Okay, so we made that last one up, but you get our point.
Mutants and vigilante detectives and web-slinging nerds are what moviegoers want to see on the big screen these days.
Back in the first half of the 20th century, though, the movie-musical reigned supreme with audiences, and no studio churned out more hit musicals than Metro Goldwyn Mayer. The Wizard of Oz, Meet Me in St. Louis, Singin' in the Rain—all bona fide MGM blockbusters. From the 1920s to the 1950s, MGM was to the song-and-dance flick what Levi Strauss was to jeans, what Wayne Gretzky was to hockey, and what Corn Dog Man would be to the Avengers if Marvel would stop returning our letters unopened.
Freed Gets What Freed Wants
An American in Paris was the brainchild of producer Arthur Freed. Freed, who had also produced mega-hits like Meet Me in St. Louis and On the Town for MGM, was the production company's go-to guy for movie-musicals from the late 1930s to the early 1960s, and he wanted to make a movie about an American in Paris. During a game of pool, he asked his buddy Ira Gershwin (one-half of the famous composing duo the Gershwin brothers) if he'd sell him his late brother George's 1928 suite "An American in Paris" so he could use the title for the movie he had in mind. Gershwin said sure, as long as all of the tunes in the movie were jams by George.

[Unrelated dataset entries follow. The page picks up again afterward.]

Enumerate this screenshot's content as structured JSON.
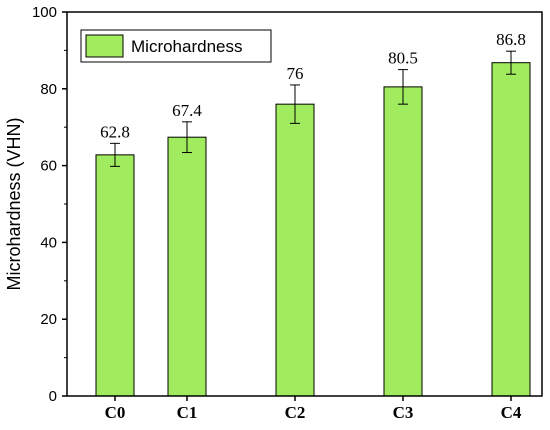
{
  "chart_data": {
    "type": "bar",
    "categories": [
      "C0",
      "C1",
      "C2",
      "C3",
      "C4"
    ],
    "x_positions": [
      0,
      1,
      2.5,
      4,
      5.5
    ],
    "values": [
      62.8,
      67.4,
      76,
      80.5,
      86.8
    ],
    "errors": [
      3,
      4,
      5,
      4.5,
      3
    ],
    "data_labels": [
      "62.8",
      "67.4",
      "76",
      "80.5",
      "86.8"
    ],
    "title": "",
    "xlabel": "",
    "ylabel": "Microhardness (VHN)",
    "ylim": [
      0,
      100
    ],
    "yticks": [
      0,
      20,
      40,
      60,
      80,
      100
    ],
    "grid": false,
    "legend": {
      "entries": [
        "Microhardness"
      ],
      "position": "top-left"
    },
    "bar_color": "#a0eb5e",
    "bar_edge_color": "#000000"
  }
}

Well played, Ira. Well played.
Freed and Gershwin sealed the deal. MGM ponied up $300,000 to the Gershwins for their tunes, plus an extra $50,000 to Ira, who revised and added lyrics to several of his brother's songs (source). Freed had his title and his soundtrack in place. The rest, as they say (whoever they are), is history. An American in Paris would go on to win Freed and MGM the Academy Award for Best Picture, make buckets of money, and serve as a musical love letter to the tunes of George Gershwin.
Not bad for a flick that started with two pals playing eight-ball.